Kota Majapahit dikepung. Orang Majapahit banyak takluk kepada Adipati Bintara, tak ada yang berani menyambut perang, Adipati Bintara, Adipati Terung lalu masuk alun-alun. Adipati Bintara duduk di dampar yang ada di pagelaran di hadapan para prajurit.

Patih Gajah Mada memberitahu sang Prabu, kedatangan musuh dari Bintara dan sekarang Adipati Bintara berada di pagelaran. Prabu Brawijaya setelah mendengar putranya ada di sana lalu naik ke panggung untuk melihat putranya itu.

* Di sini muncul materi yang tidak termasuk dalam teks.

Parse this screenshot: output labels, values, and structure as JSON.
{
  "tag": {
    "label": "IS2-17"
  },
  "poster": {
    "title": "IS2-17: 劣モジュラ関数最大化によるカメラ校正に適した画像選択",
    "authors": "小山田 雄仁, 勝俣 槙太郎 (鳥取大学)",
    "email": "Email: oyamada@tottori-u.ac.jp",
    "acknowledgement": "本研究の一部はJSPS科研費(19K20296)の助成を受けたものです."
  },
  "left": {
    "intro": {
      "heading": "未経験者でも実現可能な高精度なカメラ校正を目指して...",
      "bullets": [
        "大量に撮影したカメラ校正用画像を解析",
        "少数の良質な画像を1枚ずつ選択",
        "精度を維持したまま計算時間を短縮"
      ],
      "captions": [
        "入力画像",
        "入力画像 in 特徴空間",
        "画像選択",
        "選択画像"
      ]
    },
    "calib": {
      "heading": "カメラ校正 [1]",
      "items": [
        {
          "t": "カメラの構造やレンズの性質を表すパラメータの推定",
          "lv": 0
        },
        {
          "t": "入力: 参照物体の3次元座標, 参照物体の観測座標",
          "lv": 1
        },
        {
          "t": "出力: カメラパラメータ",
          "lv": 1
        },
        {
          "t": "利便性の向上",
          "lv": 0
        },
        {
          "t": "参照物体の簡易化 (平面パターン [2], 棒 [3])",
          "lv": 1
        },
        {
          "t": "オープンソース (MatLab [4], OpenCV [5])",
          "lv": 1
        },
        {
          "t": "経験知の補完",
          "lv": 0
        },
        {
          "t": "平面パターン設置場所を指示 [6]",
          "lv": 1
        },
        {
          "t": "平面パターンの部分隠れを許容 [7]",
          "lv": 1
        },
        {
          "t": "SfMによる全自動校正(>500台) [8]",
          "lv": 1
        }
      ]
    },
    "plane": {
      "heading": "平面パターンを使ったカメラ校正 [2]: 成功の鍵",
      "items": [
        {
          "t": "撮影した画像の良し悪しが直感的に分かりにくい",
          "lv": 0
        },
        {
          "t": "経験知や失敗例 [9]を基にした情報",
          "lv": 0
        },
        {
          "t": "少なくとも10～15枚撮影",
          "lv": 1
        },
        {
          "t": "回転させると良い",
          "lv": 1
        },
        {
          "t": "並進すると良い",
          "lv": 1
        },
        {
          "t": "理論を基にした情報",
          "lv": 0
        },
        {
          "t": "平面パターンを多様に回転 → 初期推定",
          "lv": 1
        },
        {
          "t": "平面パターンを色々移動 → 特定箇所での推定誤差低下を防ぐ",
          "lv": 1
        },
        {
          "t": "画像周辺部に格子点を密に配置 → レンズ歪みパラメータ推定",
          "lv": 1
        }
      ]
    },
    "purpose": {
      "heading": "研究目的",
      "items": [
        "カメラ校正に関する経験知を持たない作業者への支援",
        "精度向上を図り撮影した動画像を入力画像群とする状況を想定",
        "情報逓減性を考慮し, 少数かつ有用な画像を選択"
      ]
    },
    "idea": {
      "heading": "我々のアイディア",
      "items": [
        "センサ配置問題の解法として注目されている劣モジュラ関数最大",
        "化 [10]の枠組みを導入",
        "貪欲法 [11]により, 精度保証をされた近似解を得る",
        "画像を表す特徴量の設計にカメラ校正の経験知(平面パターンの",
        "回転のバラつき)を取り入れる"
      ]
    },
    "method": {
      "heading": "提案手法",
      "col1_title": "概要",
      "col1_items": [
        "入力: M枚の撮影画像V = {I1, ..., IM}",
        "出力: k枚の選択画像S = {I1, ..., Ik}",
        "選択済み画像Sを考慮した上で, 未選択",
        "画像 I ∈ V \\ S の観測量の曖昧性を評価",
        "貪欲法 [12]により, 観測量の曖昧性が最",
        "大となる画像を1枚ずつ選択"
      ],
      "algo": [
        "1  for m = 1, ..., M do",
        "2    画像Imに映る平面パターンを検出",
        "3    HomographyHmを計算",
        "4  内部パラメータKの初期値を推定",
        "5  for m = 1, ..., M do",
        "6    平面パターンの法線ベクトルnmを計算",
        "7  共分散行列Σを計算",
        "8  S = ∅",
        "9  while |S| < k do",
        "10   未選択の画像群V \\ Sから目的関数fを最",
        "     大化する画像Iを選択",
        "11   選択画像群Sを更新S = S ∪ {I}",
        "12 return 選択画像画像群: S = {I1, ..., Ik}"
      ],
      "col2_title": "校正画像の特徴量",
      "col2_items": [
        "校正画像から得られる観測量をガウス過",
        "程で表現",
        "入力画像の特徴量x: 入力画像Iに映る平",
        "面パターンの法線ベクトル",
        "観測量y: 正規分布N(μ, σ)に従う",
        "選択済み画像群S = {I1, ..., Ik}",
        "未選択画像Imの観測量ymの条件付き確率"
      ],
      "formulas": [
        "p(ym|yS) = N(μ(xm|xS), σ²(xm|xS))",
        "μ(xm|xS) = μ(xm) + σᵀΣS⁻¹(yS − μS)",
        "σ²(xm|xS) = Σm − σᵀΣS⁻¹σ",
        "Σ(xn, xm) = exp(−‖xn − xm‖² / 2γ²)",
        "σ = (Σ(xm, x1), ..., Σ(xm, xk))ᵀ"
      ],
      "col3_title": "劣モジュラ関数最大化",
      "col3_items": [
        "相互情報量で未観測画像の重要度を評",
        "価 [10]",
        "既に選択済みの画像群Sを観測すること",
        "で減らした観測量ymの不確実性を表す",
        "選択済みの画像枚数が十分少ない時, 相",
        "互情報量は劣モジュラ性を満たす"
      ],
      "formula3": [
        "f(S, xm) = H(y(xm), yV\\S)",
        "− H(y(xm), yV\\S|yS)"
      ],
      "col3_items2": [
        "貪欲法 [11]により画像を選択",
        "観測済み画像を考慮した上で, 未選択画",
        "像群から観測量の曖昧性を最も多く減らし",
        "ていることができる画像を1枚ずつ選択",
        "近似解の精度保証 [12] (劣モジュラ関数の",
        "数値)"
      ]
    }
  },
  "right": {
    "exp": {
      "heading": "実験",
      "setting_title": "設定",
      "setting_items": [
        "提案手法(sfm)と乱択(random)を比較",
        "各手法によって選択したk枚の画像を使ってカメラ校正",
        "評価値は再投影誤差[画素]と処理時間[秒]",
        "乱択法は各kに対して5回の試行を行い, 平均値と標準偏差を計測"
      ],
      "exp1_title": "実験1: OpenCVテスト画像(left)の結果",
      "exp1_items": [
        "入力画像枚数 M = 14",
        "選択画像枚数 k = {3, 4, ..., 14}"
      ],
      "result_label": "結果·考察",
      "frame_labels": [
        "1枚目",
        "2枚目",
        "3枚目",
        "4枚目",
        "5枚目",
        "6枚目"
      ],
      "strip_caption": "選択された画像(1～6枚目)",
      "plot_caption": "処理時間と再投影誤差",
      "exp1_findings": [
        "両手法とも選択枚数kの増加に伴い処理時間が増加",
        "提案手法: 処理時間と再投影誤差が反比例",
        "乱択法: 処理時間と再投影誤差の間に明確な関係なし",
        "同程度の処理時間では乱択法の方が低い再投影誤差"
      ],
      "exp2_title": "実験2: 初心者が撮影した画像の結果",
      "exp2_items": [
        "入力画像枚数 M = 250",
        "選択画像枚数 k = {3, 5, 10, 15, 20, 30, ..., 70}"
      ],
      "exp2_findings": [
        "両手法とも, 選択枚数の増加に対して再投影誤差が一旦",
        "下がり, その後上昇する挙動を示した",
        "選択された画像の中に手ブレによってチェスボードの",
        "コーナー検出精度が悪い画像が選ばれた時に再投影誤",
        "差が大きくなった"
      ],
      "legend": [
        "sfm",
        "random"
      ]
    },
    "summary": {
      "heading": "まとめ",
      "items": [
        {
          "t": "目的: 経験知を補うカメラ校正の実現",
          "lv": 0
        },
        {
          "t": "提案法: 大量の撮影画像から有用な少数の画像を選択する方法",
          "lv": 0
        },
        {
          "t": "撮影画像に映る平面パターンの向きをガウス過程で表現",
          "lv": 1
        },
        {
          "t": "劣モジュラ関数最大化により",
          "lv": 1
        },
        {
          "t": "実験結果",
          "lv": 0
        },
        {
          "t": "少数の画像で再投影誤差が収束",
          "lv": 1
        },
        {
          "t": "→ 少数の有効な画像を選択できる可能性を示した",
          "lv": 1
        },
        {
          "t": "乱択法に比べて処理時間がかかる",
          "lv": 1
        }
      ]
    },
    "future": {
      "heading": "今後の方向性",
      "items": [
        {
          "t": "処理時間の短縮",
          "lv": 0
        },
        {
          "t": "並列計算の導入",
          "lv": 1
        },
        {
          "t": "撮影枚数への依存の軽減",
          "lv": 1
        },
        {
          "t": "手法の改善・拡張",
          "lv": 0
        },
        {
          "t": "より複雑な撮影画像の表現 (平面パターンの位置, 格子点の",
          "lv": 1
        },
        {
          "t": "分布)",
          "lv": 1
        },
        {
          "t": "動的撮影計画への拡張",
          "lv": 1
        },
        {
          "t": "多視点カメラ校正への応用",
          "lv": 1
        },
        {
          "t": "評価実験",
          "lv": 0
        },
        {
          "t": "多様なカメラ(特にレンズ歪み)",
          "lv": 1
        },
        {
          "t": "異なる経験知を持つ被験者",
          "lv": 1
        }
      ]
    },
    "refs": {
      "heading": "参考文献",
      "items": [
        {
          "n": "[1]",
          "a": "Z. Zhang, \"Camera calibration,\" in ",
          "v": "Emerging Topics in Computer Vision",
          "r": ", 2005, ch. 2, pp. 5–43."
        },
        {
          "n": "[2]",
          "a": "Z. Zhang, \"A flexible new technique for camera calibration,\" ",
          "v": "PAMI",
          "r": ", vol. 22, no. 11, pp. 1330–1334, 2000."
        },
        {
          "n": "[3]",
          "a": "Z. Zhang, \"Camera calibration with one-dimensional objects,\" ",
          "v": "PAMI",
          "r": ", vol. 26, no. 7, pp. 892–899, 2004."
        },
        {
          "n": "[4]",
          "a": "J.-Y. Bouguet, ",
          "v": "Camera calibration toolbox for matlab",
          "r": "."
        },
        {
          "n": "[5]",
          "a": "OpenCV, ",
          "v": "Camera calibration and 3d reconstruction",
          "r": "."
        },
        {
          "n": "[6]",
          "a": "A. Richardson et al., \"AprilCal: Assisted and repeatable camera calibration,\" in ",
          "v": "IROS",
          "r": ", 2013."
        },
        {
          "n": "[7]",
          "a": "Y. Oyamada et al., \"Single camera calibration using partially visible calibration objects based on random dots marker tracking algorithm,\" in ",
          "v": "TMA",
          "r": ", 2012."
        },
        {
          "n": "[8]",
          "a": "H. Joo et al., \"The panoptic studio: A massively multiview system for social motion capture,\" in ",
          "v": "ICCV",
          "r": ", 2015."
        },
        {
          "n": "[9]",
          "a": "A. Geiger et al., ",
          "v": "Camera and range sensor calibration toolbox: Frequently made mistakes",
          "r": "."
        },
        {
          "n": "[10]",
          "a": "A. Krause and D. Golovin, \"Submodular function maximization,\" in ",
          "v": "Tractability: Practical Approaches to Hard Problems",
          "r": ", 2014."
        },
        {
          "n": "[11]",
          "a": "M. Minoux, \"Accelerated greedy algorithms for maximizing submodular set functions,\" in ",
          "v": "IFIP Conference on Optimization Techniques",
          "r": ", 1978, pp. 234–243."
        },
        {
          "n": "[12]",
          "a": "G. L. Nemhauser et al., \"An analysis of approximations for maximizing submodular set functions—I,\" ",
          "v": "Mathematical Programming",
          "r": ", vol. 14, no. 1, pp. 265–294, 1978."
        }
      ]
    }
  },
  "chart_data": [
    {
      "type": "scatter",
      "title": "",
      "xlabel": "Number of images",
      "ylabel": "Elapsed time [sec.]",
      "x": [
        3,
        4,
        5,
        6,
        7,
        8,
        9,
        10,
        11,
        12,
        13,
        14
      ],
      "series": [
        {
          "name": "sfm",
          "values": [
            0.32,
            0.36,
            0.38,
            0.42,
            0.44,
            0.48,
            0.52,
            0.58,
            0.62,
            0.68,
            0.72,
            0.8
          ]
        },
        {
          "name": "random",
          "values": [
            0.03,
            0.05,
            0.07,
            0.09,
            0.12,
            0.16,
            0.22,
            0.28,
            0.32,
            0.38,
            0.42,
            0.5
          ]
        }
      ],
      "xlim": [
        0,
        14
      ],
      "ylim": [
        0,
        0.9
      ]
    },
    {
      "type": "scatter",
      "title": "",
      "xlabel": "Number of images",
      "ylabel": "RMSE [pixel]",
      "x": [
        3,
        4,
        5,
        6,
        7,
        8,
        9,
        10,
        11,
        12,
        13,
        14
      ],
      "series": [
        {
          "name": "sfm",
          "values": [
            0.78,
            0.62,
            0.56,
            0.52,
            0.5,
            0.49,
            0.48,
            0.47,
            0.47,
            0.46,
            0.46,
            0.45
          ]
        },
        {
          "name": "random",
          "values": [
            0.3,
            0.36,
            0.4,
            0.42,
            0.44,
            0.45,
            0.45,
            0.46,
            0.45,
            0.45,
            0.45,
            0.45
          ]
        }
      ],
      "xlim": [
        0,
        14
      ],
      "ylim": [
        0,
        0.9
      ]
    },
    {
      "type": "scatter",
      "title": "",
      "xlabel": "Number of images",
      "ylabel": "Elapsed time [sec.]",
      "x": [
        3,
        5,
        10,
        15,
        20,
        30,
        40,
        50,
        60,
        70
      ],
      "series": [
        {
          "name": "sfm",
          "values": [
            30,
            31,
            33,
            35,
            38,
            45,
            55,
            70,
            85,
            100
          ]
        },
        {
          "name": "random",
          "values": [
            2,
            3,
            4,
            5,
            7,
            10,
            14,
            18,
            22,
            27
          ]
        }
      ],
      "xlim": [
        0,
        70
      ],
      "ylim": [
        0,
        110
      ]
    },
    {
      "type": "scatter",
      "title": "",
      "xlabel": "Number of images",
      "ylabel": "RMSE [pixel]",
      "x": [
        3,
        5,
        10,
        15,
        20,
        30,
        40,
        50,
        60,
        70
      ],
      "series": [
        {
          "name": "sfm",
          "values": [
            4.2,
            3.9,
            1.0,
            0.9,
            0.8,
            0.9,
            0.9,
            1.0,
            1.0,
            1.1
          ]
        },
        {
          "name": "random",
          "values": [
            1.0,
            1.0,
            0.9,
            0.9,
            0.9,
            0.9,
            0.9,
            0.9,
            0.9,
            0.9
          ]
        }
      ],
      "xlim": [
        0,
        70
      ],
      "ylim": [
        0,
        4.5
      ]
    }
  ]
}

Setelah tahu bahwa putranya betul-betul di pagelaran, beliau gaib bersama bala pasukannya yang setia dengan rajanya. Kala peristiwa itu terjadi sesaat kemudian terlihat seperti bintang bercahaya keluar dari istana Majapahit, warnanya seperti kilat, suaranya pun menggelegar menggetarkan, jatuh di Bintara.

Adipati Bintara lalu masuk ke istana. Bukan main herannya ketika tidak dijumpai seorang pun di situ. Sang Adipati menangis dalam hatinya. Ia lalu keluar dari istana kembali ke Bintara dengan semua pengawal dan prajuritnya.

Setibanya di Bintara Sunan Ampel Denta berkata kepada Adipati supaya menjadi raja di Majapahit yang telah menjadi warisannya. Tetapi Sunan Giri terlebih dahulu mau menjadi raja di sana selama empat puluh hari.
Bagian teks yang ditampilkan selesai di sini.